Navigating motherhood is the hardest thing I have EVER done. Things change constantly and everyone will tell you something different. We are in a weird place where we want to empower women and be "honest" but only if we don't make ourselves look bad. But we should all be more honest about our experience instead of only showing the “Instagram worthy” moments. So here’s my honest experience of being a mom 10 months in: Things were hard! And my baby is a freaking easy baby! I struggled with postpartum depression and still continue to struggle with anxiety. As a fresh mom I felt like I had to be all smiles and positivity because God forbid someone know I was struggling. But here’s the truth: ▪️Labor sucked all 26 hrs of it! ▪️Having a c-section didn’t bother me BUT that combined with the above made the whole experience nothing like what I expected. ▪️I didn’t get to hold the little human that had been inside me 24/7 for 9 months for almost an hour. Literal strangers got to spend time with and hold her first. ▪️She just appeared, boom out of no where (at least that’s how it felt) I didn’t have an overwhelming bond with my baby when I first looked at her. It killed me everyday and gave me overwhelming guilt. I knew I loved her, but the perfect feeling everyone described didn't happen for us. It took time and that's ok because now we're there and I'm obsessed with that chunky cheeked squish. ▪️Breastfeeding might have been harder than actually giving birth. I broke down on day 2 when they told me I had to supplement with formula. As much as it doesn’t matter it made me feel inadequate. One more thing had gone wrong for us. Since then I was constantly worried about pumping, making enough milk, and the boob pain! Omg the boob pain, clogged milk ducts are no joke! As our journey is coming close to an end I am so glad I never gave up. Just know there is a light at the end of the tunnel and things DO get easier!

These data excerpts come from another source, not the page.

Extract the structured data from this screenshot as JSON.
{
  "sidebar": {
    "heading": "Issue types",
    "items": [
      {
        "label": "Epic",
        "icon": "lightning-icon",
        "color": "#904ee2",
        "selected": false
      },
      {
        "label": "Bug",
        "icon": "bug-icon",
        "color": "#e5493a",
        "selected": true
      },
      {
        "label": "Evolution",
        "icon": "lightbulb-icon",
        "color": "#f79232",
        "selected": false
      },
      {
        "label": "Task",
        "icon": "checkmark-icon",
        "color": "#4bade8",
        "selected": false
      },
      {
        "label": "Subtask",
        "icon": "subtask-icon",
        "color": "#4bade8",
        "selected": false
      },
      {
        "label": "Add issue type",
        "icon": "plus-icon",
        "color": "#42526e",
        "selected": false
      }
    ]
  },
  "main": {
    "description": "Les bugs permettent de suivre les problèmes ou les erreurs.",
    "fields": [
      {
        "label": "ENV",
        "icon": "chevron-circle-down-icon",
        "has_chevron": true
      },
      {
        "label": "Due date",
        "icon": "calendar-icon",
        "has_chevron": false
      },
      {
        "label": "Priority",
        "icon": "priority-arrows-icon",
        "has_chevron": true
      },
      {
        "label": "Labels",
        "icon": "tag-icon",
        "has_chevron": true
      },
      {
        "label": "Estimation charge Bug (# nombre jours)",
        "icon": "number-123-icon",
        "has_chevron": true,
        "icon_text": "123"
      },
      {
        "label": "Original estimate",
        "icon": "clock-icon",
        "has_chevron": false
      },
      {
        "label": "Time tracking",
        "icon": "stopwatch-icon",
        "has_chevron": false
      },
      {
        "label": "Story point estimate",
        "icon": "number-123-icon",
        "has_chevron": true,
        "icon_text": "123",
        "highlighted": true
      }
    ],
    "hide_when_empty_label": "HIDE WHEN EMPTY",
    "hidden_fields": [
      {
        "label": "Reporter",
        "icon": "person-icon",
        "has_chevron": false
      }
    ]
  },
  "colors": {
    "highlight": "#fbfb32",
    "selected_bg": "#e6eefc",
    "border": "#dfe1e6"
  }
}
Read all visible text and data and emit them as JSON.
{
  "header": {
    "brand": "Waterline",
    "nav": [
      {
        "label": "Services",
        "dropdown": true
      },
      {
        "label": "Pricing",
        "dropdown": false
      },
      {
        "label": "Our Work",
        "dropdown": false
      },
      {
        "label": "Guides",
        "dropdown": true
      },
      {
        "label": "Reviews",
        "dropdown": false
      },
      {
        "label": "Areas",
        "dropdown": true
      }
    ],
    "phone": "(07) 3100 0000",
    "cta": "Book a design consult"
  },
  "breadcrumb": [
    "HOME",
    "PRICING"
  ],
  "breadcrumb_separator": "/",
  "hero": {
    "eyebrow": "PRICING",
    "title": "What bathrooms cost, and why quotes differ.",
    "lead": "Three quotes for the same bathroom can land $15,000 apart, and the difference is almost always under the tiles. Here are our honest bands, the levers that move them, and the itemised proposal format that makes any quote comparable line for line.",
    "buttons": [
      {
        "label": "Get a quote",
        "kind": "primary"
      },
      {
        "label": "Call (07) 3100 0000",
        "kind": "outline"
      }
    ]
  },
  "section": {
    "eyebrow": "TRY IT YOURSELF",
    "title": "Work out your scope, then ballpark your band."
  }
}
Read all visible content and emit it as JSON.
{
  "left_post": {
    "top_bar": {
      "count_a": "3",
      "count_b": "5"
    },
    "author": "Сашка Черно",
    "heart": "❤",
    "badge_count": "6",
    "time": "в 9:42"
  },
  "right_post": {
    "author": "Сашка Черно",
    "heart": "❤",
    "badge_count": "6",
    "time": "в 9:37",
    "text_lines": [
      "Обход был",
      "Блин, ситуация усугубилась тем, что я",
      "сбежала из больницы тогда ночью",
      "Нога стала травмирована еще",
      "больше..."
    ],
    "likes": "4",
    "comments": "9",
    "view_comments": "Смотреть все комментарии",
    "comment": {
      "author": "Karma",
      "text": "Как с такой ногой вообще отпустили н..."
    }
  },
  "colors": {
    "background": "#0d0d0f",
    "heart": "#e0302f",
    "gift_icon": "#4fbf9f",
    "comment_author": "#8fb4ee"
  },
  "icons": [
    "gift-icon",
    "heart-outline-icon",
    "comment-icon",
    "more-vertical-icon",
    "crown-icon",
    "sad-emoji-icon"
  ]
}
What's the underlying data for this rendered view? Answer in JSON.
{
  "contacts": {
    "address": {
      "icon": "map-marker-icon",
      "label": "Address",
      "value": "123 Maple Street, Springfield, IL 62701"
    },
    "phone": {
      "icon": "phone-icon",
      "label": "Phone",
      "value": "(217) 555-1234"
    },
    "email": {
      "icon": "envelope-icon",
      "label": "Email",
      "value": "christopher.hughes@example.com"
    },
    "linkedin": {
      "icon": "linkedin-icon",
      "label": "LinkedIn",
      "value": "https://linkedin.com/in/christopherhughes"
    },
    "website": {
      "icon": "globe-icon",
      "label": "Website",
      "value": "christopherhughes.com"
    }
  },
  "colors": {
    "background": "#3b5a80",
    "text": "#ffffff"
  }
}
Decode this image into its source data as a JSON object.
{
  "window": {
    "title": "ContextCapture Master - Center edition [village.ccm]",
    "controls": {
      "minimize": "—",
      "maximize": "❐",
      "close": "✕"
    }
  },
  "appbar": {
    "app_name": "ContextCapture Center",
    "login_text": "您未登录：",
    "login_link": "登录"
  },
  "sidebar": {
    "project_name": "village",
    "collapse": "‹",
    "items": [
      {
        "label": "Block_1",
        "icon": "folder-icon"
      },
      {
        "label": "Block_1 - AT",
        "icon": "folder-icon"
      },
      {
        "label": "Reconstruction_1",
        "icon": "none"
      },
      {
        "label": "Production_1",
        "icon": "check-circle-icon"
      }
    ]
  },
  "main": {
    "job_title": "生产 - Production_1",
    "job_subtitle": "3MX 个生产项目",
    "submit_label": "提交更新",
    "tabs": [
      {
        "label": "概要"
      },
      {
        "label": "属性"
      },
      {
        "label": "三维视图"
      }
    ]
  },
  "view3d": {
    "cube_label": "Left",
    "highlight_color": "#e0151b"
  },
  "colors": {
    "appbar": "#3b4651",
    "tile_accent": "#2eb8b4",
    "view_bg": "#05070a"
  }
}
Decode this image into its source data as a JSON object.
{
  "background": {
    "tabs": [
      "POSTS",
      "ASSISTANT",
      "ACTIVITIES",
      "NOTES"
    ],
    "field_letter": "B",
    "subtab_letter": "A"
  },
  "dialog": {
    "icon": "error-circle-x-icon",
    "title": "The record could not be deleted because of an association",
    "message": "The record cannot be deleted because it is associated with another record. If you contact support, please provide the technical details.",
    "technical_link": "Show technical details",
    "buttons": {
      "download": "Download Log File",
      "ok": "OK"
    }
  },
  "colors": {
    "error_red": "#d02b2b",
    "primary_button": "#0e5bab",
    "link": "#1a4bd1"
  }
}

▪️On the note of breastfeeding...My former assets are not twins, they aren't even sister's anymore they are at best step sisters. I'm really looking forward to wearing a bathing suit with one being a DD and the other being a C cup. Oh and my new pooch post C-section...super. excited. ▪️I barely ate in the beginning, I was lucky if I got to eat more than one meal a day as baby girl was constantly eating...on me. So I was bound to my couch. Get snacks and keep them close! ▪️I felt alone and isolated more times than not. Thank God I have an amazing support system that reminded me everyday that I was doing a good job and things would come with time. Did I always remember that...no, but I tried. And you know what they were right!


Although my experience is no where close to “IG Worthy” I wouldn’t change it, well except more sleep I will always take more sleep! I truly believe everything happens for a reason and time will tell what that is for us. But the best advice I have is as moms we need to give ourselves a little grace. So let's all remember things will never be perfect and they don’t have to be! Let’s take everything one day at a time, heck maybe even one hour at a time! And reassure the moms in your life that they are doing great! And mama give yourself a little grace!